Utkarsh Agarwal wrote:

> I think you can use DistributedCache to specify the location of the jar
> after you have it in hdfs..
>
> On Wed, Mar 10, 2010 at 6:11 AM, Reik Schatz <re...@bwin.org> wrote:
>
>   
>> Hi, I am playing around with version 0.20.2 of Hadoop. I have written and
>> packaged a Job using a custom Mapper and Reducer. The input format in my Job
>> is set to StreamInputFormat.
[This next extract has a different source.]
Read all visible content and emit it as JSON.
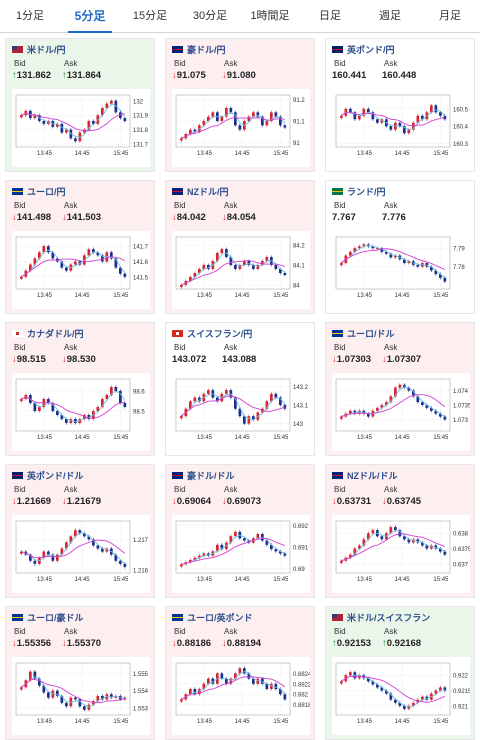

Also setting property stream.recordreader.class
>> to org.apache.hadoop.streaming.StreamXmlRecordReader.
>>
>> This is how I want to start my job:
>> hadoop jar custom-1.0-SNAPSHOT.jar EmailCountingJob /input /output
>>
>> The problem is that in this case all classes from
>> hadoop-0.20.2-streaming.jar are missing (ClassNotFoundException). I tried
>> using -libjars without luck.
>> hadoop jar -libjars PATH/hadoop-0.20.2-streaming.jar
>> custom-1.0-SNAPSHOT.jar EmailCountingJob /input /output
>>
>> Any chance to use streaming classes with your own Jobs without copying
>> these classes to your projects and packaging them into your own jar?
>>
>>
>> /Reik
>>
>>     

Re: using StreamInputFormat, StreamXmlRecordReader with your custom Jobs

Posted by Utkarsh Agarwal <un...@gmail.com>.
I think you can use DistributedCache to specify the location of the jar
after you have it in hdfs..

On Wed, Mar 10, 2010 at 6:11 AM, Reik Schatz <re...@bwin.org> wrote:

> Hi, I am playing around with version 0.20.2 of Hadoop. I have written and
> packaged a Job using a custom Mapper and Reducer. The input format in my Job
> is set to StreamInputFormat. Also setting property stream.recordreader.class
> to org.apache.hadoop.streaming.StreamXmlRecordReader.
>
> This is how I want to start my job:
> hadoop jar custom-1.0-SNAPSHOT.jar EmailCountingJob /input /output
>
> The problem is that in this case all classes from
> hadoop-0.20.2-streaming.jar are missing (ClassNotFoundException). I tried
> using -libjars without luck.
> hadoop jar -libjars PATH/hadoop-0.20.2-streaming.jar
> custom-1.0-SNAPSHOT.jar EmailCountingJob /input /output
>
> Any chance to use streaming classes with your own Jobs without copying
> these classes to your projects and packaging them into your own jar?
>
>
> /Reik
>